Ora, os crimes mais graves e repugnantes, como estupro, tráfico de drogas, pedofilia, agressão contra a mulher e feminicídio, raramente são cometidos no exercício da advocacia. Excluir a possibilidade de responsabilização ética nesses casos seria esvaziar o poder disciplinar da OAB, transformando-a em um órgão impotente diante de condutas que maculam a imagem da profissão.

Felizmente, o Conselho Federal da OAB tem se posicionado de forma inequívoca sobre o tema. A edição da Súmula 9/19, que considera a prática de violência contra a mulher como fator apto a demonstrar a ausência de idoneidade moral para a inscrição nos quadros da OAB, independentemente de condenação criminal, é um marco nesse sentido.

Mas, não bastasse, em 2020, portanto depois do advento da súmula, mas antes do julgado acima, o CFOAB respondeu à consulta 49.0000.2018.012292-5/OEP, da seguinte forma:

Consulta. Fatos cometidos por advogado sem estar no desempenho da profissão, dentro ou fora do território brasileiro. Notícia jornalística, redes sociais ou blogs. Possibilidade de instauração de representação junto ao competente TED - Tribunal de Ética e Disciplina. Limites de atuação da OAB. (...) Fatos cometidos por advogado sem estar no desempenho da profissão, dentro ou fora do território brasileiro. Notícia jornalística, redes sociais ou blogs. Possibilidade de instauração de representação junto ao competente TED. 1. Conduta incompatível para fins disciplinares, significa qualquer ato omissivo ou comissivo, que não se coadune com a postura exigida para o exercício da advocacia.

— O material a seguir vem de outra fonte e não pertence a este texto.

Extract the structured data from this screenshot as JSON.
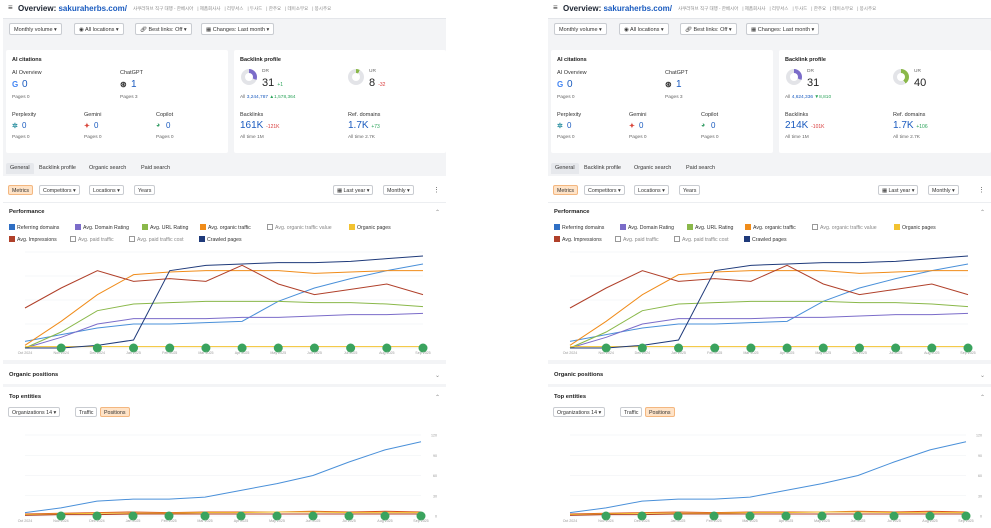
{
  "header": {
    "title_prefix": "Overview:",
    "domain": "sakuraherbs.com/",
    "breadcrumbs": [
      "사쿠라허브 직구 대행 - 한베시아",
      "제품회사사",
      "리뷰서스",
      "두사드",
      "한주요",
      "데이소무요",
      "몽시주요"
    ]
  },
  "filters": {
    "volume": "Monthly volume ▾",
    "locations": "All locations ▾",
    "best_links": "Best links: Off ▾",
    "changes": "Changes: Last month ▾"
  },
  "ai_citations": {
    "title": "AI citations",
    "items": [
      {
        "name": "AI Overview",
        "value": "0",
        "pages": "Pages 0"
      },
      {
        "name": "ChatGPT",
        "value": "1",
        "pages": "Pages 3"
      },
      {
        "name": "Perplexity",
        "value": "0",
        "pages": "Pages 0"
      },
      {
        "name": "Gemini",
        "value": "0",
        "pages": "Pages 0"
      },
      {
        "name": "Copilot",
        "value": "0",
        "pages": "Pages 0"
      }
    ]
  },
  "backlink_profile": {
    "title": "Backlink profile",
    "dr_label": "DR",
    "ur_label": "UR",
    "backlinks_label": "Backlinks",
    "refdomains_label": "Ref. domains",
    "alltime_label_a": "All time",
    "alltime_label_b": "All time"
  },
  "panels": [
    {
      "dr": "31",
      "dr_delta": "+1",
      "dr_all": "All",
      "dr_all_value": "3,244,787",
      "dr_all_delta": "▲1,578,364",
      "ur": "8",
      "ur_delta": "-32",
      "backlinks": "161K",
      "backlinks_delta": "-121K",
      "backlinks_alltime": "1M",
      "refdomains": "1.7K",
      "refdomains_delta": "+73",
      "refdomains_alltime": "2.7K"
    },
    {
      "dr": "31",
      "dr_delta": "",
      "dr_all": "All",
      "dr_all_value": "4,624,336",
      "dr_all_delta": "▼8,810",
      "ur": "40",
      "ur_delta": "",
      "backlinks": "214K",
      "backlinks_delta": "-101K",
      "backlinks_alltime": "1M",
      "refdomains": "1.7K",
      "refdomains_delta": "+106",
      "refdomains_alltime": "2.7K"
    }
  ],
  "tabs": [
    "General",
    "Backlink profile",
    "Organic search",
    "Paid search"
  ],
  "toolbar": {
    "metrics": "Metrics",
    "competitors": "Competitors ▾",
    "locations": "Locations ▾",
    "years": "Years",
    "period": "Last year ▾",
    "granularity": "Monthly ▾",
    "more": "⋮"
  },
  "performance": {
    "title": "Performance",
    "checks": [
      {
        "label": "Referring domains",
        "color": "#2f6fc4",
        "on": true
      },
      {
        "label": "Avg. Domain Rating",
        "color": "#7b6cc9",
        "on": true
      },
      {
        "label": "Avg. URL Rating",
        "color": "#8ab84a",
        "on": true
      },
      {
        "label": "Avg. organic traffic",
        "color": "#f08c1a",
        "on": true
      },
      {
        "label": "Avg. organic traffic value",
        "color": "#999999",
        "on": false
      },
      {
        "label": "Organic pages",
        "color": "#f2c230",
        "on": true
      },
      {
        "label": "Avg. Impressions",
        "color": "#b0402a",
        "on": true
      },
      {
        "label": "Avg. paid traffic",
        "color": "#999999",
        "on": false
      },
      {
        "label": "Avg. paid traffic cost",
        "color": "#999999",
        "on": false
      },
      {
        "label": "Crawled pages",
        "color": "#1f3a7a",
        "on": true
      }
    ]
  },
  "organic_positions": {
    "title": "Organic positions"
  },
  "top_entities": {
    "title": "Top entities",
    "orgs": "Organizations 14 ▾",
    "traffic": "Traffic",
    "positions": "Positions"
  },
  "chart_data": [
    {
      "type": "line",
      "title": "Performance",
      "x": [
        "Oct 2024",
        "Nov 2024",
        "Dec 2024",
        "Jan 2025",
        "Feb 2025",
        "Mar 2025",
        "Apr 2025",
        "May 2025",
        "Jun 2025",
        "Jul 2025",
        "Aug 2025",
        "Sep 2025"
      ],
      "normalized": true,
      "series": [
        {
          "name": "Referring domains",
          "color": "#4a90d9",
          "values": [
            0.05,
            0.1,
            0.15,
            0.18,
            0.18,
            0.19,
            0.2,
            0.35,
            0.45,
            0.52,
            0.58,
            0.63
          ]
        },
        {
          "name": "Avg. Domain Rating",
          "color": "#7b6cc9",
          "values": [
            0.0,
            0.08,
            0.18,
            0.22,
            0.22,
            0.22,
            0.23,
            0.23,
            0.24,
            0.25,
            0.25,
            0.26
          ]
        },
        {
          "name": "Avg. URL Rating",
          "color": "#8ab84a",
          "values": [
            0.0,
            0.12,
            0.28,
            0.33,
            0.34,
            0.35,
            0.35,
            0.35,
            0.34,
            0.34,
            0.33,
            0.31
          ]
        },
        {
          "name": "Avg. organic traffic",
          "color": "#f08c1a",
          "values": [
            0.02,
            0.2,
            0.4,
            0.55,
            0.57,
            0.58,
            0.58,
            0.58,
            0.56,
            0.57,
            0.58,
            0.58
          ]
        },
        {
          "name": "Organic pages",
          "color": "#f2c230",
          "values": [
            0.01,
            0.01,
            0.01,
            0.01,
            0.01,
            0.01,
            0.01,
            0.01,
            0.01,
            0.01,
            0.01,
            0.01
          ]
        },
        {
          "name": "Avg. Impressions",
          "color": "#b0402a",
          "values": [
            0.3,
            0.45,
            0.58,
            0.5,
            0.52,
            0.5,
            0.62,
            0.48,
            0.4,
            0.44,
            0.48,
            0.4
          ]
        },
        {
          "name": "Crawled pages",
          "color": "#1f3a7a",
          "values": [
            0.0,
            0.0,
            0.02,
            0.06,
            0.58,
            0.62,
            0.63,
            0.64,
            0.64,
            0.65,
            0.67,
            0.69
          ]
        }
      ]
    },
    {
      "type": "line",
      "title": "Top entities",
      "x": [
        "Oct 2024",
        "Nov 2024",
        "Dec 2024",
        "Jan 2025",
        "Feb 2025",
        "Mar 2025",
        "Apr 2025",
        "May 2025",
        "Jun 2025",
        "Jul 2025",
        "Aug 2025",
        "Sep 2025"
      ],
      "yticks": [
        "120",
        "90",
        "60",
        "30",
        "0"
      ],
      "ylim": [
        0,
        120
      ],
      "series": [
        {
          "name": "entity-1",
          "color": "#4a90d9",
          "values": [
            5,
            12,
            22,
            25,
            25,
            28,
            38,
            48,
            60,
            80,
            98,
            110
          ]
        },
        {
          "name": "entity-2",
          "color": "#d9541b",
          "values": [
            3,
            4,
            5,
            6,
            5,
            6,
            6,
            6,
            7,
            6,
            7,
            6
          ]
        },
        {
          "name": "entity-3",
          "color": "#f2c230",
          "values": [
            2,
            3,
            4,
            4,
            4,
            5,
            5,
            6,
            6,
            5,
            5,
            5
          ]
        },
        {
          "name": "entity-4",
          "color": "#b0402a",
          "values": [
            1,
            2,
            2,
            3,
            3,
            3,
            3,
            3,
            3,
            3,
            3,
            3
          ]
        }
      ]
    }
  ]
}
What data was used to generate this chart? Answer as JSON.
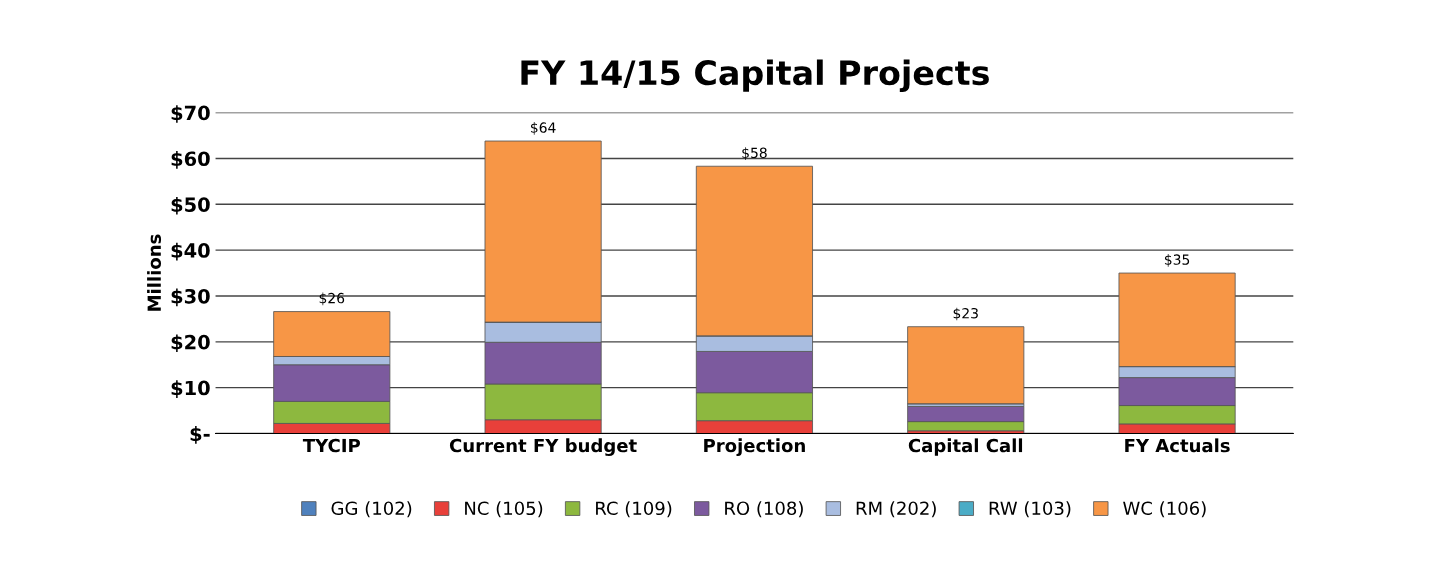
{
  "chart_data": {
    "type": "bar",
    "title": "FY 14/15 Capital Projects",
    "ylabel": "Millions",
    "stacked": true,
    "categories": [
      "TYCIP",
      "Current FY budget",
      "Projection",
      "Capital Call",
      "FY Actuals"
    ],
    "series": [
      {
        "name": "GG (102)",
        "color": "#4f81bd",
        "values": [
          0,
          0,
          0,
          0,
          0
        ]
      },
      {
        "name": "NC (105)",
        "color": "#e8403a",
        "values": [
          2.2,
          3.0,
          2.8,
          0.6,
          2.1
        ]
      },
      {
        "name": "RC (109)",
        "color": "#8db83f",
        "values": [
          4.8,
          7.8,
          6.1,
          2.0,
          4.0
        ]
      },
      {
        "name": "RO (108)",
        "color": "#7c5a9e",
        "values": [
          8.0,
          9.1,
          9.0,
          3.3,
          6.1
        ]
      },
      {
        "name": "RM (202)",
        "color": "#a9bde0",
        "values": [
          1.8,
          4.4,
          3.4,
          0.6,
          2.4
        ]
      },
      {
        "name": "RW (103)",
        "color": "#4bacc6",
        "values": [
          0,
          0,
          0,
          0,
          0
        ]
      },
      {
        "name": "WC (106)",
        "color": "#f79646",
        "values": [
          9.8,
          39.5,
          37.0,
          16.8,
          20.4
        ]
      }
    ],
    "totals": [
      "$26",
      "$64",
      "$58",
      "$23",
      "$35"
    ],
    "ylim": [
      0,
      70
    ],
    "yticks": [
      {
        "value": 0,
        "label": "$-"
      },
      {
        "value": 10,
        "label": "$10"
      },
      {
        "value": 20,
        "label": "$20"
      },
      {
        "value": 30,
        "label": "$30"
      },
      {
        "value": 40,
        "label": "$40"
      },
      {
        "value": 50,
        "label": "$50"
      },
      {
        "value": 60,
        "label": "$60"
      },
      {
        "value": 70,
        "label": "$70"
      }
    ],
    "grid": "y",
    "legend": "bottom"
  }
}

Não se escusa o advogado, sob o argumento de que tenha adotado esta ou aquela conduta na qualidade de cidadão comum, e não no efetivo exercício da profissão, porquanto é impossível separar estas duas situações, no que respeita a advocacia. 2. Um advogado deverá,

em todo momento, manter a honra e a dignidade de sua profissão. Deverá, tanto em sua atividade profissional como na sua vida privada, abster-se de ter conduta que possa redundar em descrédito da profissão a que pertence. 3. Espera-se do advogado atitudes condizentes com a sua função social, não sendo aceitável ambiguidades entre o exercício da profissão e sua vida pessoal, vez que devem atender aos preceitos éticos inerentes à advocacia, que não venham a denegrir e/ou manchar a dignidade da profissão. Consulta respondida. (CON-SULTA 49.0000.2018.012292-5/OEP. EMENTA N. 041/2020/OEP. Relator: Conselheiro Federal Luiz Cláudio Silva Allemand (ES). DEOAB, a. 2, 427, 3.09.2020, p. 4)

Tal entendimento foi corroborado em recente julgado EMENTA N. 084/2022/SCA-TTU (Recurso n. 49.0000.2021.003027-7/SCA-TTU), que reafirmou a possibilidade de instauração de processo ético-disciplinar contra advogado agressor de mulher, com a consequente pena de exclusão dos quadros da advocacia (Art. 34, XXVII c/c Art. 38, II do EAOAB), independentemente de o ato ter ou não relação com o exercício profissional.

Em resumo, a Ordem dos Advogados do Brasil (OAB) possui a responsabilidade de supervisionar a conduta dos advogados, incluindo aspectos de sua vida privada, quando esta se mostra incompatível com a dignidade e a honra da profissão. A advocacia exige comportamento irrepreensível não apenas no âmbito técnico, mas também na esfera pessoal, sob pena de prejudicar a imagem de toda a classe e comprometer a confiança da sociedade na Justiça.

Louise Haufes, é advogada e Vice-Presidente do Tribunal de Ética e Disciplina da Ordem dos Advogados do Brasil seccional de Rondônia.